Bottled water companies are reaping huge profits by exploiting legitimate concerns. The Environmental Protection Agency has not set a new standard for any unregulated contaminants in tap water since the Safe Drinking Water Act was updated in 1996. Here are just some of the tap water contaminants the EPA doesn’t regulate or for which the agency hasn’t updated legal limits in decades:
- Radium, a naturally occurring and radioactive element, which has been detected in drinking water systems serving over 170 million people. The EPA classifies all ionizing radiation as carcinogenic.
- Chromium-6, or hexavalent chromium – the “Erin Brockovich” chemical, which can be naturally occurring or result from industrial activity. It has been detected by utilities serving 250 million Americans.

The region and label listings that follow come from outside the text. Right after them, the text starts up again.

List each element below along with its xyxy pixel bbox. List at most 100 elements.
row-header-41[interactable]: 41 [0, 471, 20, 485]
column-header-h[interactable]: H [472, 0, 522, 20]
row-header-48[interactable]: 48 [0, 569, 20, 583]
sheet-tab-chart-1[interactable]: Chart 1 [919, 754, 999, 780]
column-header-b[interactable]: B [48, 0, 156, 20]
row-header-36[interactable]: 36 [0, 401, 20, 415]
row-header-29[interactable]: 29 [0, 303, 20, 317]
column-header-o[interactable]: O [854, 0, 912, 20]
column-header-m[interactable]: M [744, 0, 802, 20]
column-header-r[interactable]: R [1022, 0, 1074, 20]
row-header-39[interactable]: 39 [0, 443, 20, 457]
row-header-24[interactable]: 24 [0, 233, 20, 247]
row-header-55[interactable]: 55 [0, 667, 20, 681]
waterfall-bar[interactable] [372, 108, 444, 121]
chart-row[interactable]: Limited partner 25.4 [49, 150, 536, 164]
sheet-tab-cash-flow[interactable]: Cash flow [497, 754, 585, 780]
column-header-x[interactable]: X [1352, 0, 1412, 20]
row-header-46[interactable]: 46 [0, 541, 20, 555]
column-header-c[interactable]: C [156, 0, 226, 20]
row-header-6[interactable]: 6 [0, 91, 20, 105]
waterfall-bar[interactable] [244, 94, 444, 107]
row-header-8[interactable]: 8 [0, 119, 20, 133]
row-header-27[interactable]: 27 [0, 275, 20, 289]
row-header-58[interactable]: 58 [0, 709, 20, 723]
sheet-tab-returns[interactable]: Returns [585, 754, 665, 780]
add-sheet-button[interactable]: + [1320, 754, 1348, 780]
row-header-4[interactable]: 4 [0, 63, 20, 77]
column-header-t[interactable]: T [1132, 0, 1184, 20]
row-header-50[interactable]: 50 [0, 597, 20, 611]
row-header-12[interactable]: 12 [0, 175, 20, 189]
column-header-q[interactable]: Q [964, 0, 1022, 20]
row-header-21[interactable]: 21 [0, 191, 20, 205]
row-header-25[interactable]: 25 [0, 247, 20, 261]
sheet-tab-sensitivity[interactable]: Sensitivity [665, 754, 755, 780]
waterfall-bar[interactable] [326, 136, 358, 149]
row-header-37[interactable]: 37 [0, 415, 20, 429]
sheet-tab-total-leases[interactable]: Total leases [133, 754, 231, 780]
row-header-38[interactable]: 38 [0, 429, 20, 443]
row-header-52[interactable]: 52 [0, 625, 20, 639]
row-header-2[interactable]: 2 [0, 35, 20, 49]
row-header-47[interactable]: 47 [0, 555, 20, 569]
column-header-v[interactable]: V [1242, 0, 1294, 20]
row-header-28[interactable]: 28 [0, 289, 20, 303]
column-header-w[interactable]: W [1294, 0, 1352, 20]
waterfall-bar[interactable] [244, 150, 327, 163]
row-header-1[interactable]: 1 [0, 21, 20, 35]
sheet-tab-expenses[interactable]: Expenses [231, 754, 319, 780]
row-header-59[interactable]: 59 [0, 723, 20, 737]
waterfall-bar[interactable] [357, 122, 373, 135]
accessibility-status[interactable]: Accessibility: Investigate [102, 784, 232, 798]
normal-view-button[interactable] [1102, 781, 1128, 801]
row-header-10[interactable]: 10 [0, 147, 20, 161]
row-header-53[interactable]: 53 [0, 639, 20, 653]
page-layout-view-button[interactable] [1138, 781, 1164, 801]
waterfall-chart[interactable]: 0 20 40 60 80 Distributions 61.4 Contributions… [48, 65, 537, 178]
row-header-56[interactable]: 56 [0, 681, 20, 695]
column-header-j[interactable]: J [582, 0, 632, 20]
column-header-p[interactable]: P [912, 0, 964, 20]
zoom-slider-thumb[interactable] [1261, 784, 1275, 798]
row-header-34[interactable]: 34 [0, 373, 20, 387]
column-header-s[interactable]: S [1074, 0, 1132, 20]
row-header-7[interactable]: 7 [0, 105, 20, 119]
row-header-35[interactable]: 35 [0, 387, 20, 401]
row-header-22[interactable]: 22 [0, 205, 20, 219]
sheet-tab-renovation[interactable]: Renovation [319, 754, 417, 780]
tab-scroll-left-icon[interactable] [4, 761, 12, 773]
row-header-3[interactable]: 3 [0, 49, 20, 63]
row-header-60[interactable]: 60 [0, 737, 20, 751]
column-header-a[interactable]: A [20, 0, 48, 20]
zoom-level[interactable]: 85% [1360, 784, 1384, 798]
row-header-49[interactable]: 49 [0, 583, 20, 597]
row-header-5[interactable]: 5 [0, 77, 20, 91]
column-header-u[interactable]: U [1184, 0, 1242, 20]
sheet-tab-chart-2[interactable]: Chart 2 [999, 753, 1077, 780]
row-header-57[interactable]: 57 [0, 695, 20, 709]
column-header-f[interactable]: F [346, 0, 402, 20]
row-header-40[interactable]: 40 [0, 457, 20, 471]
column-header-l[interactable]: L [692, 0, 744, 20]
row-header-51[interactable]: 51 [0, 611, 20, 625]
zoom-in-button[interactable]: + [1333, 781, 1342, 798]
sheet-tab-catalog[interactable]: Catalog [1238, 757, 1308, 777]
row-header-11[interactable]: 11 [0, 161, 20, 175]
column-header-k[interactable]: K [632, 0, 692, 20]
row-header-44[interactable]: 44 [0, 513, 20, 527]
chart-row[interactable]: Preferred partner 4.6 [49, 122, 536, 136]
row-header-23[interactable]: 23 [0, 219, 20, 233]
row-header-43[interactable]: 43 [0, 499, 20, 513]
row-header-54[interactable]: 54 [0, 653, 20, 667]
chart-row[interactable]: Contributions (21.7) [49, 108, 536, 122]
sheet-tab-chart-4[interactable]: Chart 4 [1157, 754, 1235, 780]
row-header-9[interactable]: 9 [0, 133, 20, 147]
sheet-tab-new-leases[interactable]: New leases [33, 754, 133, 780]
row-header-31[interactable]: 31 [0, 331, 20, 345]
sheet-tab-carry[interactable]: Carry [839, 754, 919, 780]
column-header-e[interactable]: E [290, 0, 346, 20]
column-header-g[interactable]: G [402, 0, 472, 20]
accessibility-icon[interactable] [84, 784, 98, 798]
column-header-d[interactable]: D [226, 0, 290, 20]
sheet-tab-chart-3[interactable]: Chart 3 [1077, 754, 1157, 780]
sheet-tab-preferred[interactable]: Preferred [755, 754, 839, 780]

- 1,4-Dioxane, an industrial solvent classified as a likely carcinogen, which has been detected in drinking water supplies for 90 million people. More than 7 million people are exposed to levels of the chemical that can marginally increase cancer risk.
- Poly- and perfluorinated chemicals, which are used in countless consumer products for their nonstick properties, contaminate drinking water for at least 15 million Americans – and probably many more.
Federal regulations for water quality testing and standards do not apply to private well owners. Some states have limited testing requirements, but many private wells go untested for common contaminants such as arsenic, a naturally occurring carcinogenic metal; or nitrate, a fertilizer chemical that can cause cancer and harm developing babies.
What’s the real solution to safer water?
First find out what’s in your water. Type your zip code into EWG’s Tap Water Database to find information on contaminants in your drinking water and their health effects. If you have a private well, get it tested at least once a year, and consult your state or local health department about your results.
Once you’ve learned what’s in your water, take these steps to protect your health:
- Buy a water filter certified to remove the contaminants found in your tap water.
- Urge your local utility, your state and the federal government to address pollutants of concern in your tap water.
- Skip the trendy and expensive bottled water. Instead, use a refillable stainless steel water bottle to transport filtered tap water.